Corbière fired many personnel, fought liberal education and freedom of the press, tried several times to reestablish censorship, and in 1824 tried to buy all the ultra-royalist newspapers, which gave his department difficulty but were hard to prosecute. He was able to buy the Drapeau blanc, the Gazette de France, the Journal de Paris and other papers, but could not acquire the Quotidienne. M. Michaud had four twelfths of the shares and refused to sell. Michaud was taken to court, but won on appeal.
Corbière dissolved the National Guard of Paris in 1827. He lost his portfolio when the cabinet resigned on 4 January 1828.

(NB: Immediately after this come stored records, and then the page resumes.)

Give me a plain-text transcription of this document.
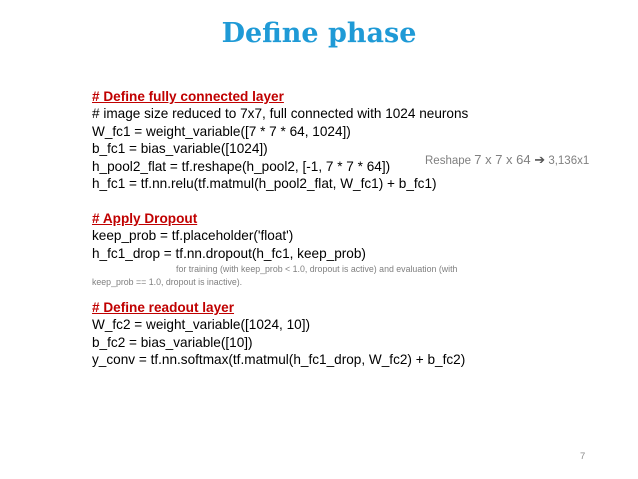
Define phase
# Define fully connected layer
# image size reduced to 7x7, full connected with 1024 neurons
W_fc1 = weight_variable([7 * 7 * 64, 1024])
b_fc1 = bias_variable([1024])
h_pool2_flat = tf.reshape(h_pool2, [-1, 7 * 7 * 64])
h_fc1 = tf.nn.relu(tf.matmul(h_pool2_flat, W_fc1) + b_fc1)
# Apply Dropout
keep_prob = tf.placeholder('float')
h_fc1_drop = tf.nn.dropout(h_fc1, keep_prob)
for training (with keep_prob < 1.0, dropout is active) and evaluation (with
keep_prob == 1.0, dropout is inactive).
# Define readout layer
W_fc2 = weight_variable([1024, 10])
b_fc2 = bias_variable([10])
y_conv = tf.nn.softmax(tf.matmul(h_fc1_drop, W_fc2) + b_fc2)
Reshape 7 x 7 x 64 ➔ 3,136x1
7
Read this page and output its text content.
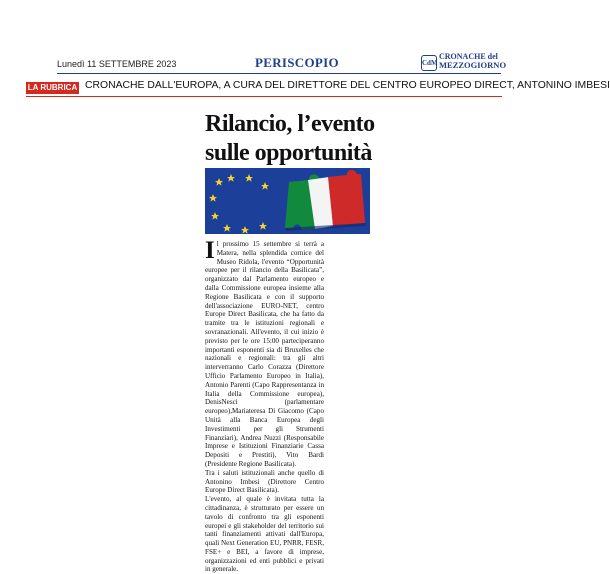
Lunedì 11 SETTEMBRE 2023	PERISCOPIO	CdM
CRONACHE del
MEZZOGIORNO
LA RUBRICA CRONACHE DALL'EUROPA, A CURA DEL DIRETTORE DEL CENTRO EUROPEO DIRECT, ANTONINO IMBESI
Rilancio, l’evento
sulle opportunità
I l prossimo 15 settembre si terrà a Matera, nella splendida cornice del Museo Ridola, l'evento “Opportunità europee per il rilancio della Basilicata”, organizzato dal Parlamento europeo e dalla Commissione europea insieme alla Regione Basilicata e con il supporto dell'associazione EURO-NET, centro Europe Direct Basilicata, che ha fatto da tramite tra le istituzioni regionali e sovranazionali. All'evento, il cui inizio è previsto per le ore 15:00 parteciperanno importanti esponenti sia di Bruxelles che nazionali e regionali: tra gli altri interverranno Carlo Corazza (Direttore Ufficio Parlamento Europeo in Italia), Antonio Parenti (Capo Rappresentanza in Italia della Commissione europea), DenisNesci (parlamentare europeo),Mariateresa Di Giacomo (Capo Unità alla Banca Europea degli Investimenti per gli Strumenti Finanziari), Andrea Nuzzi (Responsabile Imprese e Istituzioni Finanziarie Cassa Depositi e Prestiti), Vito Bardi (Presidente Regione Basilicata).

Tra i saluti istituzionali anche quello di Antonino Imbesi (Direttore Centro Europe Direct Basilicata).

L'evento, al quale è invitata tutta la cittadinanza, è strutturato per essere un tavolo di confronto tra gli esponenti europei e gli stakeholder del territorio sui tanti finanziamenti attivati dall'Europa, quali Next Generation EU, PNRR, FESR, FSE+ e BEI, a favore di imprese, organizzazioni ed enti pubblici e privati in generale.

The same day he was made a Minister of State, member of the privy council, knight of the Order of the Holy Spirit and a peer of France.

==Last years==

Corbière refused to give swear allegiance to Louis Philippe I after the July Revolution of 1830, and left the chamber of peers.
He retired to Brittany, where he became a passionate collector of old editions of the classics.
Corbière died in Rennes on 12 January 1853. He was aged 86.